Ursprünglich über Elischa Mein zweiter Vorbehalt besteht darin, dass ich die Legende als Elischa-Besonderheit ansehe. Möglicherweise war der Gottesmann in einigen Legenden namenlos, doch das lässt sich nicht mehr nachweisen, weil nun dort Elischas Name und der Titel „Gottesmann“ synonym verwendet werden. 70Es gibt Legenden über Elija. In zwei Fällen allerdings (1 Kön 17,10–16.17–24) sind dies überarbeitete Elischa-Legenden aus 2 Könige 4. Weitere Legenden über Elija belegen, dass sie ursprünglich von Elischa gehandelt haben oder aus Geschichten über ihn entlehnt wurden (2 Kön 1,9–15; 2,1–18). Das deutet darauf hin, dass die Elischa-Legenden zu einer Sammlung zusammengestellt wurden, aus denen die Elija-Geschichten übernommen wurden. Auf die Existenz einer solchen Sammlung deuten auch die Geschichten über Elischa als Nachfolger Elijas in 1 Kön 19,19–21; 2 Kön 2,1–18* hin, die Elischas weiteren Weg vorwegnehmen.
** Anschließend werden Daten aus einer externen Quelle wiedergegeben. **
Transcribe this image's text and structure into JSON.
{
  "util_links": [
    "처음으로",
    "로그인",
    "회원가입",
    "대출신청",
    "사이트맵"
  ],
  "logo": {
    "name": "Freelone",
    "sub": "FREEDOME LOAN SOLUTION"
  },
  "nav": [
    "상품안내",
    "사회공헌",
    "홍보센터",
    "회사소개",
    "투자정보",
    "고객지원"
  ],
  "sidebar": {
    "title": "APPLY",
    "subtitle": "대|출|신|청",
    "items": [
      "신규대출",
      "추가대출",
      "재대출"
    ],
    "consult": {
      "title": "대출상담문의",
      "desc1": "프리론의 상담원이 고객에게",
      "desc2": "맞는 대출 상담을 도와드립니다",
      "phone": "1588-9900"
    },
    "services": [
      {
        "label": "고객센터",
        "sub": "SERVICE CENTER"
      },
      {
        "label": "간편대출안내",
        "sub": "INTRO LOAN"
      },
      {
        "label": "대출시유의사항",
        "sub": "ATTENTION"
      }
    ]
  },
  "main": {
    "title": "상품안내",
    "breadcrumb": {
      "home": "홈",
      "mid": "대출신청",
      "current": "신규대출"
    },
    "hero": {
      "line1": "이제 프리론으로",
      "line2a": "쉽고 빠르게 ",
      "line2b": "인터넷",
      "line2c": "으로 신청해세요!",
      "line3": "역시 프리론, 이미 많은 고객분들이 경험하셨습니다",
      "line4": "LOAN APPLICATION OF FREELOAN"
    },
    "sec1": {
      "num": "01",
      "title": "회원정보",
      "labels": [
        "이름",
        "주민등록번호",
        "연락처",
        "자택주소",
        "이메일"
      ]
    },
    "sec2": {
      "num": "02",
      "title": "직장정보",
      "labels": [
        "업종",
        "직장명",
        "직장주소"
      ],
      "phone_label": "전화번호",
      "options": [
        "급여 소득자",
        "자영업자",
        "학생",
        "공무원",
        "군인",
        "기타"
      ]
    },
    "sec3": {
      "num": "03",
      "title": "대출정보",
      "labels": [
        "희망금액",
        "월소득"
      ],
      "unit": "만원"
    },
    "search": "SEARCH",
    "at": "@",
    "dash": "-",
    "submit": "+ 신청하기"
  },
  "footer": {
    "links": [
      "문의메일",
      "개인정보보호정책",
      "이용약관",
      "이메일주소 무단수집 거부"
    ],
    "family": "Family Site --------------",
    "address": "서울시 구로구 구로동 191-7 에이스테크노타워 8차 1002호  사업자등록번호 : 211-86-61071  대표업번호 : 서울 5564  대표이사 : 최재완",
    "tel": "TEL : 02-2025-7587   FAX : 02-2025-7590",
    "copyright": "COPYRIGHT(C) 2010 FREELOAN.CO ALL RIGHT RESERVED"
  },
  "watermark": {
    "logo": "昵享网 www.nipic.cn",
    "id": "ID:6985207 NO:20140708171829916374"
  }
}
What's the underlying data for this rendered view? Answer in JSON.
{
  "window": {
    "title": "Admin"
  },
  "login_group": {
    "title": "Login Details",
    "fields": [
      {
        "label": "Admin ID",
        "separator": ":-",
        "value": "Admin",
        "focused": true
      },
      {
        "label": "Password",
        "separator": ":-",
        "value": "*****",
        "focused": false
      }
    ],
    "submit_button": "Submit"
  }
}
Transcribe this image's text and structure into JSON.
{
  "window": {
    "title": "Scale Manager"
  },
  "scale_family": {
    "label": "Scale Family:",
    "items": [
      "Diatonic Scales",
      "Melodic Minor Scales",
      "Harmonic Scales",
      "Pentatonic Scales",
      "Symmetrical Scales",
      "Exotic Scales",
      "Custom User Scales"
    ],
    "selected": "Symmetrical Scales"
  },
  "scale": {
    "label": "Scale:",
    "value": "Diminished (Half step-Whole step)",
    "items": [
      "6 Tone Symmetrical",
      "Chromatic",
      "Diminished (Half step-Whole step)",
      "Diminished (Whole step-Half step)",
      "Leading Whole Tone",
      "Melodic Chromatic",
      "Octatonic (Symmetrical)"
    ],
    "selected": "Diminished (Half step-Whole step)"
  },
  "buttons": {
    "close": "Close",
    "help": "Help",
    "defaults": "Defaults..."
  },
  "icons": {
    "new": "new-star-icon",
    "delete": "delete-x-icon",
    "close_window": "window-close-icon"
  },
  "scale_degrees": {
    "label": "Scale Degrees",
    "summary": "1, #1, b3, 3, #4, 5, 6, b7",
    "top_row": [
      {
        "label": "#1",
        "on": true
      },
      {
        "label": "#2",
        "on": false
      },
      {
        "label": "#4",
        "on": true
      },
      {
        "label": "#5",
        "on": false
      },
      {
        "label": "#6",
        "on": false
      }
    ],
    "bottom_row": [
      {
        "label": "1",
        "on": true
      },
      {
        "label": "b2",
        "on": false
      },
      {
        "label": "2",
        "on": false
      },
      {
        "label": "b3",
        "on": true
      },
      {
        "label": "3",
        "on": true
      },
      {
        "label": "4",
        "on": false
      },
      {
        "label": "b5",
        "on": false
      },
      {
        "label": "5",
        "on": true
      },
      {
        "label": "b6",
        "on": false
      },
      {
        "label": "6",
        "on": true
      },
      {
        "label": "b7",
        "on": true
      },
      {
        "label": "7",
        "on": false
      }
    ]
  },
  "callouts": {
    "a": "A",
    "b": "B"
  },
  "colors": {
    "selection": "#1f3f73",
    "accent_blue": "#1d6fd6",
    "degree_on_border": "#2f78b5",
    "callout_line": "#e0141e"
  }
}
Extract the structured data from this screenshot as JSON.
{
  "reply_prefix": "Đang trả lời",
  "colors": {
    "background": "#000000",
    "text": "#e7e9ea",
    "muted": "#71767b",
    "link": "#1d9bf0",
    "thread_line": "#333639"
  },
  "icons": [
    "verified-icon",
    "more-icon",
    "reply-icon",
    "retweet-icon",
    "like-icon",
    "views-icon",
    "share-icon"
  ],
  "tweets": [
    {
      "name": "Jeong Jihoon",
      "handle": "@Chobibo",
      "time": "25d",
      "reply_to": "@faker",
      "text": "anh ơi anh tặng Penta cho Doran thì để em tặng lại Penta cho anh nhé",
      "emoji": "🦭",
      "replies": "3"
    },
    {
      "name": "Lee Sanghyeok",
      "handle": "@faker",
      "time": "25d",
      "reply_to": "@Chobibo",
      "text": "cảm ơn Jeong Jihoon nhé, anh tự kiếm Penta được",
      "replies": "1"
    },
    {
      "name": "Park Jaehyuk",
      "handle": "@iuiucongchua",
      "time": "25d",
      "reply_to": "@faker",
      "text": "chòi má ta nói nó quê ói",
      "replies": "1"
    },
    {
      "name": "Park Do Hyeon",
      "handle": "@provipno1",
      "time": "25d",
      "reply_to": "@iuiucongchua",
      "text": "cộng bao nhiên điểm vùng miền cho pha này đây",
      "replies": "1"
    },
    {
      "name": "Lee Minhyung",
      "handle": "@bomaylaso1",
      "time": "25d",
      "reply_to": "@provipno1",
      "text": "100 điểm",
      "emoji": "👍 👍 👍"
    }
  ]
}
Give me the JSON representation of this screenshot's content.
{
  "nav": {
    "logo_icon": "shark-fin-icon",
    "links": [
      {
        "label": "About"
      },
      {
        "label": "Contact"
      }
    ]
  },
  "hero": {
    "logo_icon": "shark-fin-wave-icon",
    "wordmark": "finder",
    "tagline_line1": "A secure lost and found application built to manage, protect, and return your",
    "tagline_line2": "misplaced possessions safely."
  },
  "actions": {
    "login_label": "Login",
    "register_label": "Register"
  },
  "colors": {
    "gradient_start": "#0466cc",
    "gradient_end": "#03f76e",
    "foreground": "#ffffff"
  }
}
Sammlungen von Elischa-Geschichten? Häufig wird postuliert, dass es ältere Sammlungen von Elischa-Geshichten gegeben hat, die thematische oder inhaltliche Schwerpunkte hatten; so etwa die Geschichten über die Elija-Nachfolge durch Elischa (1 Kön 19,15–18.19–21; 2 Kön 2,1–18), über die „Prophetensöhne“ (2 Kön 4,1–7.38–41. 42–44; 6,1–7; 13,20–21), über Elischa als umherziehenden heiligen Mann (2 Kön 2,19–22.23–24; 4,8–37; 8,1–7) sowie über die Kriege Israels, vor allem gegen die Aramäer (3,4–27; 5,1–27; 6,8–23; 6,24 – 7,20; 13,14–19). 71Solche Aufteilungen müssen allerdings einer Überprüfung standhalten; 1 Kön 19,15–18 setzt die gesamte Elischa-Sammlung voraus und ist keine alte Tradition; Kriegsgegner in 2 Kön 3,4–27 ist Moab und nicht Aram, und Elischa gehört ursprünglich nicht in diese Geschichte; sekundär ist Elischa in 2 Kön 6,24 – 7,20; die „Prophetensöhne“ werden in 2 Kön 4,42–44 oder 13,20–21 nicht genannt, und auch in anderen Texten sind sie ergänzt worden (1 Kön 20,35; 2 Kön 5,22; 9,1). Anzumerken ist auch noch, dass Elischa in unterschiedlichen Geschichten in Abel-Mehola, Gilgal, auf dem Karmel, in Samaria und Dotan residiert. Wenn es getrennte Sammlungen von Legenden gegeben hat – was gut möglich ist –, dann hat die Forschung sie bisher noch nicht hinreichend identifiziert. Auch ist es nahezu unmöglich, die Legenden zu datieren. Manche könnten ursprünglich in mündlicher Form bis ins neunte Jahrhundert oder die Zeit bald nach dem Leben des Propheten zurückreichen, vorausgesetzt, es hat eine solche Figur gegeben; andere sind vermutlich erst viel später entstanden. 72
Warum die Legenden in den Königebüchern gerade in der uns vorliegenden Form angeordnet sind, lässt sich nicht sagen, auch wenn hierfür verschiedene Erklärungen vorliegen, zumindest für einzelne Texte. So schlägt beispielsweise de Vaux vor, dass der Abschnitt 4,38 – 7,20, dessen Anfang und Ende jeweils eine Hungersnot ist, zwischen 4,37 und 8,1–6 eingefügt wurde, damit die in 8,1 erwähnte siebenjährige Hungersnot abgebildet wird. 73Das sagt jedoch nichts über die Anordnung des weiteren Elija-Materials aus. Hierzu bemerkt Long, dass die Elischa-Geschichten einander ab 2 Kön 3,1 ablösen; es wechseln sich dabei Geschichten ab, bei denen Elischa auf internationaler Bühne tätig ist, und andere, die von seinen Taten in der Heimat erzählen. 74Allerdings vermag diese Erklärung nicht völlig zu überzeugen, weil Long manchmal Geschichten zusammenfassen muss, die eigentlich getrennt sind (z. B. 2 Kön 4), damit die These zutrifft. Auch bezieht er die Geschichten über Elischa in 2 Könige 2 oder 13 nicht ein.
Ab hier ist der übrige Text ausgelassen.